Masjid Asasi Nagari Gunung terletak di Ds. Sigando, Kec. Padang Panjang Timur, Kota Padang Panjang, Provinsi Sumatera Barat. Masjid ini menjadi sebuah bangunan tertua se-antero Kota Padang Panjang, dan juga dijadikan sebagai Cagar Budaya hingga saat ini.
Sejarah Pembangunan Masjid Asasi Nagari Gunung
Bangunan lawas tersebut diperkirakan sudah berumur kurang lebih 400 tahun lamanya. Dibangun pertama kali pada masa penyebaran agama islam pertama di Padang Panjang oleh seorang Ulama yang berasal dari Air Bangis Pasaman. Namun, ada versi lainnya yang mengatakan bahwa pmbangunan masjid ini dilakukan oleh warga dari 4 koto yaitu Gunuang, Jaho, Tambangan dan Paninjauan.

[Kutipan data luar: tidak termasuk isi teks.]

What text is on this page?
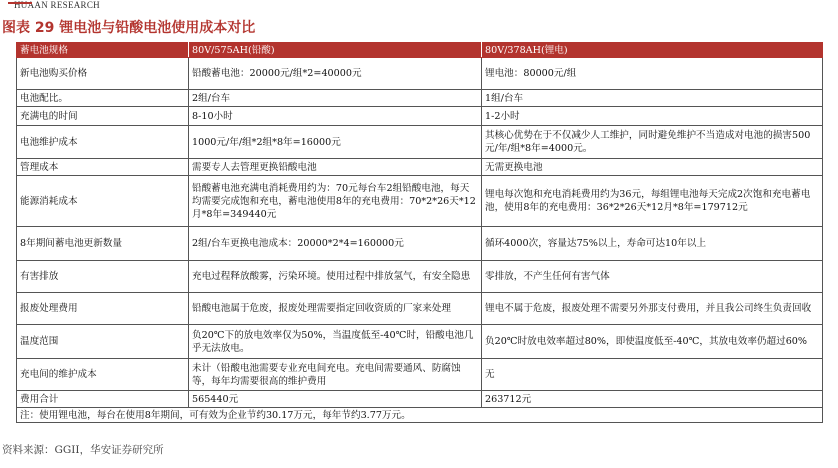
HUAAN RESEARCH
图表 29 锂电池与铅酸电池使用成本对比
蓄电池规格	80V/575AH(铅酸)	80V/378AH(锂电)
新电池购买价格	铅酸蓄电池：20000元/组*2=40000元	锂电池：80000元/组
电池配比。	2组/台车	1组/台车
充满电的时间	8-10小时	1-2小时
电池维护成本	1000元/年/组*2组*8年=16000元	其核心优势在于不仅减少人工维护，同时避免维护不当造成对电池的损害500元/年/组*8年=4000元。
管理成本	需要专人去管理更换铅酸电池	无需更换电池
能源消耗成本	铅酸蓄电池充满电消耗费用约为：70元每台车2组铅酸电池，每天均需要完成饱和充电，蓄电池使用8年的充电费用：70*2*26天*12月*8年=349440元	锂电每次饱和充电消耗费用约为36元，每组锂电池每天完成2次饱和充电蓄电池，使用8年的充电费用：36*2*26天*12月*8年=179712元
8年期间蓄电池更新数量	2组/台车更换电池成本：20000*2*4=160000元	循环4000次，容量达75%以上，寿命可达10年以上
有害排放	充电过程释放酸雾，污染环境。使用过程中排放氢气，有安全隐患	零排放，不产生任何有害气体
报废处理费用	铅酸电池属于危废，报废处理需要指定回收资质的厂家来处理	锂电不属于危废，报废处理不需要另外那支付费用，并且我公司终生负责回收
温度范围	负20℃下的放电效率仅为50%，当温度低至-40℃时，铅酸电池几乎无法放电。	负20℃时放电效率超过80%，即使温度低至-40℃，其放电效率仍超过60%
充电间的维护成本	未计（铅酸电池需要专业充电间充电。充电间需要通风、防腐蚀等，每年均需要很高的维护费用	无
费用合计	565440元	263712元
注：使用锂电池，每台在使用8年期间，可有效为企业节约30.17万元，每年节约3.77万元。		
资料来源：GGII，华安证券研究所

Pembangunan Masjid Asasi Nagari Gunur memakan waktu yang cukup lama, sekitar 10 tahun. Tanah masjid ini merupakan tanah wakaf dari Imam Basa, dan Khatib Kayo. Keduanya diangkat sebagai Imam dan Khotib secara adat istiadat, sedangkan untuk pengurus masjid nya disebut dengan “Tuanku Ampek Jurai” Nagari Gunung.
Arsitektural Bangunan Masjid Asasi Nagari Gunung
Bangunan Masjid Asasi Nagari Gunung didirikan di atas tanah seluas 25 x 22 meter, dengan denah berbentuk persegi empat. Desain persegi empat seperti ini menandakan bahwa pembangunan masjid adalah Nagari Ampek Jurai.
Pada tengah-tengah ruangan sholat utamanya didirikan sebuah soko guru yang sangat besar, namun bukan merupakan soko tunggal. Soko ini berfungsi sebagai inti dari penyangga utama atap masjidnya, dibantu dengan beberapa tiang yang berukuran lebih kecil di sekelilingnya. Soko guru yang berukuran paling besar tersebut juga mempunyai filosofi lain yaitu : Kawasan Nagari Gunung memiliki kesatuan pimpinan persatuan yang tak tergantingan. Orang yang lebih baik harus dimulyakan daripada orang yang dalam kategori biasa saja.
Masjid Asasi Nagari Gunung menjadi masjid tertua untuk Kodya Padang Panjang yang menurut versi sejarah berbeda dibangun secara swadaya gotong-royong oleh seluruh masyarakat Nagari Nan Ampek Jurai dan Nagari sekitarnya.
Arsitektural bangunan Masjid Asasi Nagari Gunung sudah barang tentu menggunakan arsitektur banguan tradisional minangkabau, karena sudah berumur lebih dari 400 tahun. Hal ini dapat dilihat dari seni bina bangunan bagian luar, serta pada ukiran-ukiran di dinding masjidnya. Ukiran di dindingnya bukan hanya berkarateristik Minangkabau saja, namun juga memiliki karakter Hindu dan China.
Kubahnya terbilang unik untuk sebuah masjid, yaitu berbentuk atap limas dengan susun tiga. Filosofi yang diambil dari sini adalah, Nagari Gunung harus taat kepada 3 unsur inti kedidupan, Agama Unsur Adat, dan Unsur Pemerintah. Angka 3 disini juga dapat diartikan sebagai jumlah pedoman hidup umat muslim, yaitu Islam, Iman, dan Ihsan. Jika ketiga-tiganya dapat dipegang dengan tegus, kehidupan yang bahagia di dunia dan akhirat tentu dapat tercapai.
Masjid ini memiliki ciri khas yang sangat berbeda dengan masjid-masjid di daerah lainnya. Yaitu didesain dengan arsitektural bangunan khas Minangkabau berupa bangunan rumah panggung diwarnai dengan ukiran-ukiran indah khas daerah tersebut. Saat ini bangunan Masjid Asasi Nagari Gunung dilindungi oleh Kantor Wilayah Suaka Alam dan Peninggalan Sejarah untuk Provinsi Sumatera Barat. Karena itu, bukan hanya warga masyarakat sekitar saja yang berkewajiban untuk menjaga dan melestarikan bangunan masjid ini, namun Pemerintah Daerah, Pemerintah Kota, bahkan Pemerintah Provinsi Sumatera Barat wajib untuk tetap melestarikan bangunan lawas tersebut.
Masjid Asasi juga pernah dijadikan sebagai basis pengembangan Islam, terutama pada saat pengembangan Madrasah Thawalib Gunuang dilakukan. Tokoh-tokoh besar Indonesia seperti Buya Hamka pernah mengadakan pengajian disini.